Recomendaciones prácticas para hipertensos
1. Transición gradual
No intentes cambiar todo de golpe. Sustituye tu sal actual por Sal de Atacama de forma gradual. En 1-2 semanas tu paladar se habrá adaptado y probablemente notes que la comida tiene más sabor, no menos.
2. Lee las etiquetas
Recuerda que el 80% del sodio viene de alimentos procesados. Busca productos con menos de 120 mg de sodio por 100 g.
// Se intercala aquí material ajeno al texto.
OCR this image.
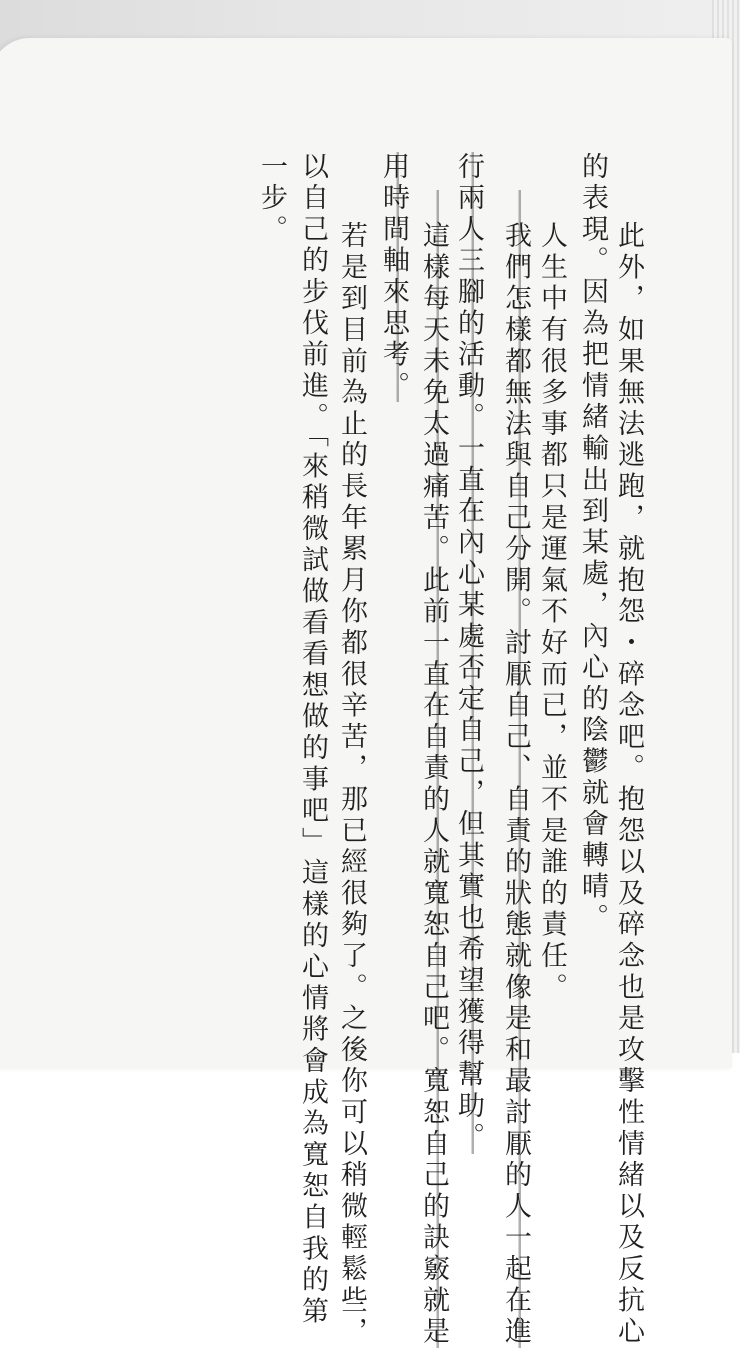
　此外，如果無法逃跑，就抱怨・碎念吧。抱怨以及碎念也是攻擊性情緒以及反抗心
的表現。因為把情緒輸出到某處，內心的陰鬱就會轉晴。
　人生中有很多事都只是運氣不好而已，並不是誰的責任。
　我們怎樣都無法與自己分開。討厭自己、自責的狀態就像是和最討厭的人一起在進
行兩人三腳的活動。一直在內心某處否定自己，但其實也希望獲得幫助。
　這樣每天未免太過痛苦。此前一直在自責的人就寬恕自己吧。寬恕自己的訣竅就是
用時間軸來思考。
　若是到目前為止的長年累月你都很辛苦，那已經很夠了。之後你可以稍微輕鬆些，
以自己的步伐前進。「來稍微試做看看想做的事吧」這樣的心情將會成為寬恕自我的第
一步。
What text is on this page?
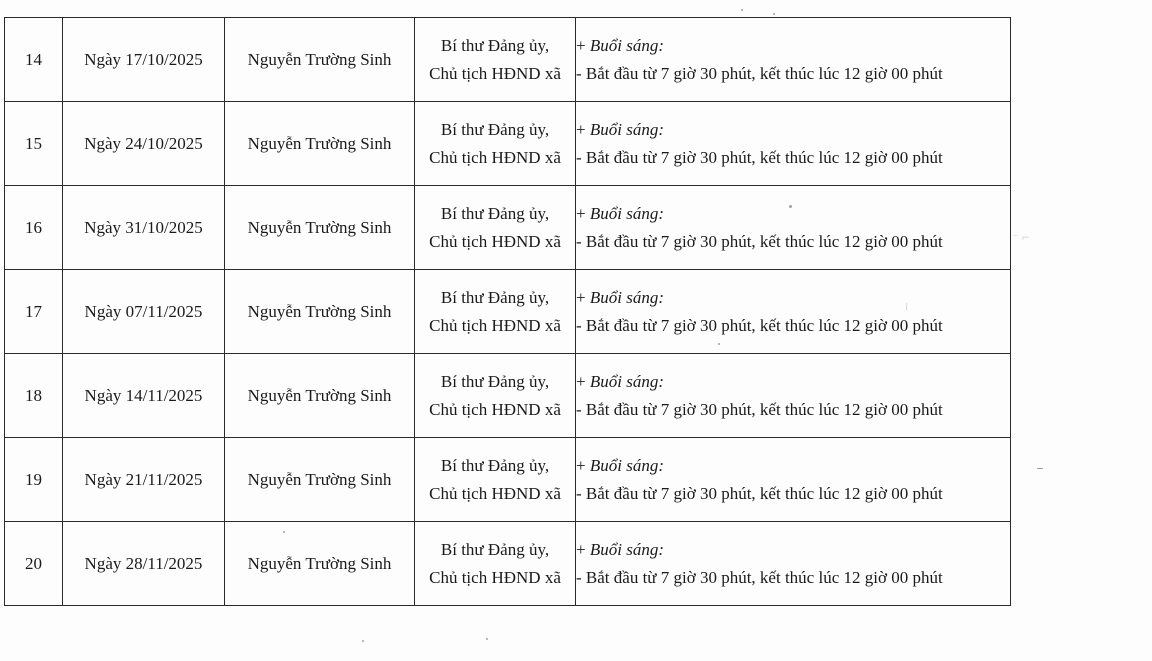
14	Ngày 17/10/2025	Nguyễn Trường Sinh	Bí thư Đảng ủy,
Chủ tịch HĐND xã	+ Buổi sáng:
- Bắt đầu từ 7 giờ 30 phút, kết thúc lúc 12 giờ 00 phút

15	Ngày 24/10/2025	Nguyễn Trường Sinh	Bí thư Đảng ủy,
Chủ tịch HĐND xã	+ Buổi sáng:
- Bắt đầu từ 7 giờ 30 phút, kết thúc lúc 12 giờ 00 phút

16	Ngày 31/10/2025	Nguyễn Trường Sinh	Bí thư Đảng ủy,
Chủ tịch HĐND xã	+ Buổi sáng:
- Bắt đầu từ 7 giờ 30 phút, kết thúc lúc 12 giờ 00 phút

17	Ngày 07/11/2025	Nguyễn Trường Sinh	Bí thư Đảng ủy,
Chủ tịch HĐND xã	+ Buổi sáng:
- Bắt đầu từ 7 giờ 30 phút, kết thúc lúc 12 giờ 00 phút

18	Ngày 14/11/2025	Nguyễn Trường Sinh	Bí thư Đảng ủy,
Chủ tịch HĐND xã	+ Buổi sáng:
- Bắt đầu từ 7 giờ 30 phút, kết thúc lúc 12 giờ 00 phút

19	Ngày 21/11/2025	Nguyễn Trường Sinh	Bí thư Đảng ủy,
Chủ tịch HĐND xã	+ Buổi sáng:
- Bắt đầu từ 7 giờ 30 phút, kết thúc lúc 12 giờ 00 phút

20	Ngày 28/11/2025	Nguyễn Trường Sinh	Bí thư Đảng ủy,
Chủ tịch HĐND xã	+ Buổi sáng:
- Bắt đầu từ 7 giờ 30 phút, kết thúc lúc 12 giờ 00 phút
⁻ ⌐
⁞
El pan, los embutidos y las conservas son los principales contribuyentes.
3. Potencia el potasio
Además de usar Sal de Atacama, incorpora alimentos ricos en potasio: plátanos, aguacates, espinacas, patatas, legumbres y frutos secos.
4. Consulta a tu médico
Si estás en tratamiento con antihipertensivos (especialmente ARA-II o IECA, que retienen potasio), consulta con tu médico antes de aumentar significativamente tu ingesta de potasio.
⚠️ Importante para hipertensos
La Sal de Atacama no sustituye a tu medicación ni a las recomendaciones de tu médico. Es un complemento que puede ayudarte a mejorar tu dieta y tu perfil de sodio-potasio de forma natural. Siempre consulta a tu profesional de la salud antes de hacer cambios significativos.
Vivir con hipertensión no significa vivir sin sabor. Con las elecciones correctas — como sustituir la sal refinada por Sal de Atacama — puedes disfrutar de la comida mientras cuidas tu salud cardiovascular. Es un pequeño cambio con un gran impacto.